Making good business decisions is a critical part of every executive’s job and is vital to every company’s well-being.
There are three common decision types, ranging from those that are infrequent but significant in scope to smaller, routine decisions that can be delegated. While most organizations seem to make trade-offs between velocity (how fast was the decision made and executed?) and quality (how good was the decision?), faster decisions tend to be higher quality, suggesting that speed does not undercut the merit of a given decision. Rather, good decision-making practices tend to yield decisions that are both high quality and fast.

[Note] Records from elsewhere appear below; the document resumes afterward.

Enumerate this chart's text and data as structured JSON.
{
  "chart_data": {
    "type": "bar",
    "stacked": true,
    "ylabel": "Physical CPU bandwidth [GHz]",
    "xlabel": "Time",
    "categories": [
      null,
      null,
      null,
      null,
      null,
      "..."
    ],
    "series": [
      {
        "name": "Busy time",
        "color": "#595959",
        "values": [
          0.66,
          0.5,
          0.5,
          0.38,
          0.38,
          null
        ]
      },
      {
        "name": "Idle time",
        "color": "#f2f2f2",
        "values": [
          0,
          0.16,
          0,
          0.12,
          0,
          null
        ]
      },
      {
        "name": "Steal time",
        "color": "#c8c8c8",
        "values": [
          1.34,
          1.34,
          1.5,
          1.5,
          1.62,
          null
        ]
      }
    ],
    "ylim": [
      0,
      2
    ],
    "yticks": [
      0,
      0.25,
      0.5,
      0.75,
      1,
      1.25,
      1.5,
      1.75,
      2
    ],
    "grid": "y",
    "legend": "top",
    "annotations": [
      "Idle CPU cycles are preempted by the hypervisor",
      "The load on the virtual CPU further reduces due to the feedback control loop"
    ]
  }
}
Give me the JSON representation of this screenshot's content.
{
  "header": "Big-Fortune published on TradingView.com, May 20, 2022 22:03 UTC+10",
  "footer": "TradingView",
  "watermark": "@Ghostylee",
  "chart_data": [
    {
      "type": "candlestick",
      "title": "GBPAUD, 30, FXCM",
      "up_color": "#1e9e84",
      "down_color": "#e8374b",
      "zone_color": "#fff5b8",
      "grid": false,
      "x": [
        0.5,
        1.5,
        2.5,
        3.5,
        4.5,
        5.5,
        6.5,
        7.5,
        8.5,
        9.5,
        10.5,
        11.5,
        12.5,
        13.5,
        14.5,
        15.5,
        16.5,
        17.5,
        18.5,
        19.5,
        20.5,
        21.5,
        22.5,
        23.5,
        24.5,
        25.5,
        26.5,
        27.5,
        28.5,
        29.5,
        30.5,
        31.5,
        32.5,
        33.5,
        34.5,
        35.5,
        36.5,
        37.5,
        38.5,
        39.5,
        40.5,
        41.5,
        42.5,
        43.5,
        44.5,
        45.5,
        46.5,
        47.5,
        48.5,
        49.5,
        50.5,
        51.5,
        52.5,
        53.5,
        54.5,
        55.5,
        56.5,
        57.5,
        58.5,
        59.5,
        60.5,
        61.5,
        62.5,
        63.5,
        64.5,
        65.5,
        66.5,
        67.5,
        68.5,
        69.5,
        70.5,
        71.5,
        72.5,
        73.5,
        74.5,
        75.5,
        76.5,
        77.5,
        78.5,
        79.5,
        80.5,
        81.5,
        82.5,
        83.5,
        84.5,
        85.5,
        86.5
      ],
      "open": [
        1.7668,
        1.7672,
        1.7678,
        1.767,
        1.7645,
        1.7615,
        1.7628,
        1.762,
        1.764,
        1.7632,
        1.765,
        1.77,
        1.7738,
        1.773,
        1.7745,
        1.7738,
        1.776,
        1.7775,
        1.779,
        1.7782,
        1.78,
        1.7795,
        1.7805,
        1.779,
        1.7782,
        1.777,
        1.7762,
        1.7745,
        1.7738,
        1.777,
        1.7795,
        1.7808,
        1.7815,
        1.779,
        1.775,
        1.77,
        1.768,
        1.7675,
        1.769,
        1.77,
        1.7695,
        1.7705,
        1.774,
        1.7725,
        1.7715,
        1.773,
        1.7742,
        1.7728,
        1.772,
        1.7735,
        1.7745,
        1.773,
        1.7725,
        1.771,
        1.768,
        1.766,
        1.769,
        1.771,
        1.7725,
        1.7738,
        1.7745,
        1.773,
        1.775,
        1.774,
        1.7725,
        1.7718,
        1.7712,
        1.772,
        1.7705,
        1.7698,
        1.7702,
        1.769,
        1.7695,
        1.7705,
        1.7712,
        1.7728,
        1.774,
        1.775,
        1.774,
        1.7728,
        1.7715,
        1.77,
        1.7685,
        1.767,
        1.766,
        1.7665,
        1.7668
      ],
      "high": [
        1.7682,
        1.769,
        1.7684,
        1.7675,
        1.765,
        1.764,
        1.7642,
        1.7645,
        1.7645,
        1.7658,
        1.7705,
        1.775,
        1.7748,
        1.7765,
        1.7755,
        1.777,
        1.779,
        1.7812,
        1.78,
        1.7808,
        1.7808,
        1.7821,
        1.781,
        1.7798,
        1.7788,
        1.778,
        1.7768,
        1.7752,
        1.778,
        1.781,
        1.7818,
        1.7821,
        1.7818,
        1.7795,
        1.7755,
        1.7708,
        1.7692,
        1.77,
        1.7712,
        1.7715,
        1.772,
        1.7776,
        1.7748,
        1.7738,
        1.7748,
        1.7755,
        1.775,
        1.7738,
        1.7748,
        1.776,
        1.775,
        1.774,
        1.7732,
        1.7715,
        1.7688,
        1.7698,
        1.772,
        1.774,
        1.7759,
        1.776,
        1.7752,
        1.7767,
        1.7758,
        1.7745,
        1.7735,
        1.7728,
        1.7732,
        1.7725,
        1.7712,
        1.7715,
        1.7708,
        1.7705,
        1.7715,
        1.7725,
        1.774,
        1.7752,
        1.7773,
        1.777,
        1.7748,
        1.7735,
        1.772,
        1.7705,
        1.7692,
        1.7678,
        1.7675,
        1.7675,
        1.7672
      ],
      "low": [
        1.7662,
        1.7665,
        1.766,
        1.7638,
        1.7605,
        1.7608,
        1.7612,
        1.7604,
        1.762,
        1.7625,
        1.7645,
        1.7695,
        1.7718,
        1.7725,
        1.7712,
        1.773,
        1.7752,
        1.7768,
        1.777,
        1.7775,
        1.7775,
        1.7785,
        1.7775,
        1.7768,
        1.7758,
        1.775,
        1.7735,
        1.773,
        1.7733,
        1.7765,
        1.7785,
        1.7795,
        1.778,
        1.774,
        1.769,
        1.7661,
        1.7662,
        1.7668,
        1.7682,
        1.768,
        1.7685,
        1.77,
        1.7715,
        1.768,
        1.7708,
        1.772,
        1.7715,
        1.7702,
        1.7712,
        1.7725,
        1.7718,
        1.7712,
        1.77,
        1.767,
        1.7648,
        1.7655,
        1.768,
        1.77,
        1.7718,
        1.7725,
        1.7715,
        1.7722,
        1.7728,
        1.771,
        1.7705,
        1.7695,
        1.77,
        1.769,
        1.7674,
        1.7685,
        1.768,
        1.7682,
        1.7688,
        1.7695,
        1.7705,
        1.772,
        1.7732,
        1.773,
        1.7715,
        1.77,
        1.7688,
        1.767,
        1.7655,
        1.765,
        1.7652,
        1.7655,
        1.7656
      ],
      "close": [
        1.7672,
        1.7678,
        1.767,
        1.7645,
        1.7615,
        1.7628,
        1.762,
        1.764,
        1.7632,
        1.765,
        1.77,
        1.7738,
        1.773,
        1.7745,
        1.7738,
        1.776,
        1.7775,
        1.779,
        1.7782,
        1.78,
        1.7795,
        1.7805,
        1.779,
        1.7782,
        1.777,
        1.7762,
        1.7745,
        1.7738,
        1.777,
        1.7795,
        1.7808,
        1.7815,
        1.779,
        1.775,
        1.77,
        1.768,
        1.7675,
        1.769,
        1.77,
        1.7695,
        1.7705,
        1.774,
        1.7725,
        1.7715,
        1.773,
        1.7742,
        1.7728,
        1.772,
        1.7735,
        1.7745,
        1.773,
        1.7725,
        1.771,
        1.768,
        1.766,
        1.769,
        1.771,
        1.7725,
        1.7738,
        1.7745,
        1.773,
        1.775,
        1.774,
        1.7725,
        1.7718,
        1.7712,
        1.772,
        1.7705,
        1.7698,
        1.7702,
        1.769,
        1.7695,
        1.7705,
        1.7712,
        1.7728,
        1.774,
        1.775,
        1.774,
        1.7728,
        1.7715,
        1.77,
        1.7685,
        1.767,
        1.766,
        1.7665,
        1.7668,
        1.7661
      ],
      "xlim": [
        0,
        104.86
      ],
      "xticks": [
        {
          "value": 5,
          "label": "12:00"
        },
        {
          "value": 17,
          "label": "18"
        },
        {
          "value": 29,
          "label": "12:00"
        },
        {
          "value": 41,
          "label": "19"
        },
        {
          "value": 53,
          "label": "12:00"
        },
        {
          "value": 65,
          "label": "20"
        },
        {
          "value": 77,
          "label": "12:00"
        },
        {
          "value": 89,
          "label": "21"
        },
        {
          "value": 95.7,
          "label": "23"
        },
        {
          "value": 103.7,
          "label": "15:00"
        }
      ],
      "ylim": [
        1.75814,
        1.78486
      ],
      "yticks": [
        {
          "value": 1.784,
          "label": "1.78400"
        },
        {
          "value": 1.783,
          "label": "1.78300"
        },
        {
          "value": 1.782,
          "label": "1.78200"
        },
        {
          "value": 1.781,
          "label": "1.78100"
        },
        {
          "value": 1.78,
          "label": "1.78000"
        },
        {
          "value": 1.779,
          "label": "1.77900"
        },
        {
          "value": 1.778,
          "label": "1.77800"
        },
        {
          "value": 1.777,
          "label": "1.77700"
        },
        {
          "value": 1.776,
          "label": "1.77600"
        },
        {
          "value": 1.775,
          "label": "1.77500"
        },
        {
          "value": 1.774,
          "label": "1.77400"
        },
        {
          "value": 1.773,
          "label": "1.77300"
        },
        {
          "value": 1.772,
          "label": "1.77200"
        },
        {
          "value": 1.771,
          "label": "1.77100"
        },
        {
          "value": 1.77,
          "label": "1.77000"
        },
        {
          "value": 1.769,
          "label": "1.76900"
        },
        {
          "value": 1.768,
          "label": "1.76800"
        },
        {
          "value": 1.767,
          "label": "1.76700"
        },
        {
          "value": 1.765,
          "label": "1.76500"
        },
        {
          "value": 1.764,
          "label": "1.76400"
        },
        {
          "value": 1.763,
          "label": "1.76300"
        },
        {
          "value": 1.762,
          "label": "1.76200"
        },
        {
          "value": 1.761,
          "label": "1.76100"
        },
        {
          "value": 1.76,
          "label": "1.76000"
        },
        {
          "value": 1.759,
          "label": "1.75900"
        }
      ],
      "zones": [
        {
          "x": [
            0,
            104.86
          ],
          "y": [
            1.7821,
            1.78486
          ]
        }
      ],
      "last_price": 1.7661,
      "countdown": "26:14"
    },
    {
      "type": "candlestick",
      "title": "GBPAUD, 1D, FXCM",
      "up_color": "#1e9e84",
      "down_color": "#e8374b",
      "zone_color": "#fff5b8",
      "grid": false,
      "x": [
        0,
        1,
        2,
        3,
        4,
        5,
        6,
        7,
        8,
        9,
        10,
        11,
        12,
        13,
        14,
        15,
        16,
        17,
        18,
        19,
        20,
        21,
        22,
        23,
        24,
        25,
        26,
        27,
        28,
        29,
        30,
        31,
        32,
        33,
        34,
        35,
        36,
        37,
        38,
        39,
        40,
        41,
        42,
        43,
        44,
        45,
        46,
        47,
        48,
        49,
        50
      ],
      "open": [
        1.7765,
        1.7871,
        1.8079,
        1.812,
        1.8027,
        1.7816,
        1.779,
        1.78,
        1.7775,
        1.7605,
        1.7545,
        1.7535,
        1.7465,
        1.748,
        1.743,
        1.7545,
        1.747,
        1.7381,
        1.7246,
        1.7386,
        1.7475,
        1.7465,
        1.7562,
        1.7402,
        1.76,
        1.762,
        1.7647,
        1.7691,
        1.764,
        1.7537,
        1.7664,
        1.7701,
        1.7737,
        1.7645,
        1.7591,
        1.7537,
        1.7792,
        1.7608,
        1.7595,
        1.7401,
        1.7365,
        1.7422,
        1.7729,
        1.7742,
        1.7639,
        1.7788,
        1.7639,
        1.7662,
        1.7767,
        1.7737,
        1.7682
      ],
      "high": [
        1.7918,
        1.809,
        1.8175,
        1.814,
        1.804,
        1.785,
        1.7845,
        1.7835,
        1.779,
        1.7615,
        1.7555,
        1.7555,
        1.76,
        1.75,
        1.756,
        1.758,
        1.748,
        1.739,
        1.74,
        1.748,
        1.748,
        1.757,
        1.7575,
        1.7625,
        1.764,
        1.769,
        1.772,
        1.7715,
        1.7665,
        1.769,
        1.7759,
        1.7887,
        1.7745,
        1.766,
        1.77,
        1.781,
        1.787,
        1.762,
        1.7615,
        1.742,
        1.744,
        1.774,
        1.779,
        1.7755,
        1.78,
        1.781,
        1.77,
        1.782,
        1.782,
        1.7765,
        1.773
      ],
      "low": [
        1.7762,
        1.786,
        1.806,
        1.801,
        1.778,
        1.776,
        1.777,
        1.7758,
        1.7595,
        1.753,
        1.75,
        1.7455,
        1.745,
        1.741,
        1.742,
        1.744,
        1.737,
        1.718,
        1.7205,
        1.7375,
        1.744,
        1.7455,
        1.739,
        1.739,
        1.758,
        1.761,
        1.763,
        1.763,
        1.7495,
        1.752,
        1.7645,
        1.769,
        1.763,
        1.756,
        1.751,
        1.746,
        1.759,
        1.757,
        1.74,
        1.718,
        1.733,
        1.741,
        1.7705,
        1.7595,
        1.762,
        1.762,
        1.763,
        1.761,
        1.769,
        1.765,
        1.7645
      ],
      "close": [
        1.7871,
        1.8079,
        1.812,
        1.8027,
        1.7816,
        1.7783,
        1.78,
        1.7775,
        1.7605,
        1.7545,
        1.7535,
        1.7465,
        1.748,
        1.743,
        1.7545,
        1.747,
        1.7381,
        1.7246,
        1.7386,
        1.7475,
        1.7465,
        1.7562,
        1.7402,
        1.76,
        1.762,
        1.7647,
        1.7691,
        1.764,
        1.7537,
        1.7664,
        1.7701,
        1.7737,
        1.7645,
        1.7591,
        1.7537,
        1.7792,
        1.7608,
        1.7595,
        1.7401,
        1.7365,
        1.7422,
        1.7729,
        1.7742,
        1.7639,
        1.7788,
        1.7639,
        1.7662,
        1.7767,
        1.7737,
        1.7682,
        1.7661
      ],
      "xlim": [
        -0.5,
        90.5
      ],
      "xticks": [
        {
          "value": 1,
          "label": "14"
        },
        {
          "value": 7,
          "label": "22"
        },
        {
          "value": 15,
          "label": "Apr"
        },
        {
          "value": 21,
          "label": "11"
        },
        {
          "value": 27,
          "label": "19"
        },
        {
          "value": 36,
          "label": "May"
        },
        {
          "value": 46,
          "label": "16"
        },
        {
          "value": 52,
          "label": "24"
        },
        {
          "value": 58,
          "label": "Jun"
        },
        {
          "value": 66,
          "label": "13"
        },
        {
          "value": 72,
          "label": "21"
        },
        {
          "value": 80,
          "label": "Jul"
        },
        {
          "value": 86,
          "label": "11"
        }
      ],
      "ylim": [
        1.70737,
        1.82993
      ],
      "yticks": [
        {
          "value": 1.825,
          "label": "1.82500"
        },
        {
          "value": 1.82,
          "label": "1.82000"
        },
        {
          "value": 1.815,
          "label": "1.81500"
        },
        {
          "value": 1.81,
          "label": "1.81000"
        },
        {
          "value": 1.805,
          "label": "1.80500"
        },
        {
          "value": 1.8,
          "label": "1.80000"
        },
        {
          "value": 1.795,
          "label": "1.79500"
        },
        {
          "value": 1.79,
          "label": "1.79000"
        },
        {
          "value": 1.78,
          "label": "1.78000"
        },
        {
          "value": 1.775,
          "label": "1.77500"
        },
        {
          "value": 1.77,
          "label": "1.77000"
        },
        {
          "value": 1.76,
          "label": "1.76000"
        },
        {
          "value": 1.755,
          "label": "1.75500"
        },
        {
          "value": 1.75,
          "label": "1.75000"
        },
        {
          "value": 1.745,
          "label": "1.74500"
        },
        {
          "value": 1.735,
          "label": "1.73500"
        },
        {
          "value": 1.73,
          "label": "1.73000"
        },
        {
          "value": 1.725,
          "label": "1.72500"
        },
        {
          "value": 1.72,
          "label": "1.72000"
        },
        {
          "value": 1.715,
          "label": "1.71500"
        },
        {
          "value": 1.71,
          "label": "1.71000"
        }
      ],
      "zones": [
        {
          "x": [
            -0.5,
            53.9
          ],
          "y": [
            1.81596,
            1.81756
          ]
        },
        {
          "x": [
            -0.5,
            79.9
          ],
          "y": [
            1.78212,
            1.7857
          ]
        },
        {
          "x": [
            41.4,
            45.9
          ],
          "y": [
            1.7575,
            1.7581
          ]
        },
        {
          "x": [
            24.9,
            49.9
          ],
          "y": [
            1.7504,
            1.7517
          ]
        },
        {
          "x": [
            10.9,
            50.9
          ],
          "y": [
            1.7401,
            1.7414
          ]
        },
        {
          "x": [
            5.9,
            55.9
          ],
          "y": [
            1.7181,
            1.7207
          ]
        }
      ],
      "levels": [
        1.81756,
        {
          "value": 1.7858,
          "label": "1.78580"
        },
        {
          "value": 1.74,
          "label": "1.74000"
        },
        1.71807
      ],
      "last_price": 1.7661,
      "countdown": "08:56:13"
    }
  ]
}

At the few companies that excel at decision making, which are called decision-making “winners,” they use the ability to perform well on both measures while also seeing better financial results.
Specifically, the winners make good decisions fast, execute them quickly, and see higher growth rates and/or overall returns from their decisions.
Three decision types that are most common are: big-bet, cross-cutting, and delegated decisions.
Big bets are infrequent and high-stakes decisions, often with the potential to shape the company’s future—for example, acquisitions and annual resource allocation.
Cross-cutting decisions, like big bets, are broad in scope, but they are more frequent and familiar. They consist of a series of smaller, interconnected decisions made by different groups in the company as part of a collaborative, end-to-end decision process, as with a pricing decision.
Finally, delegated decisions are frequent decisions that are much narrower in scope, such as changes to HR policy. These decisions are effectively handled by a single individual or working team made accountable for the decision, and they usually require limited input from others.
The quality and speed of decision making are both strongly associated with overall company performance, as well as faster decision-making processes and faster execution of decisions both link to higher returns.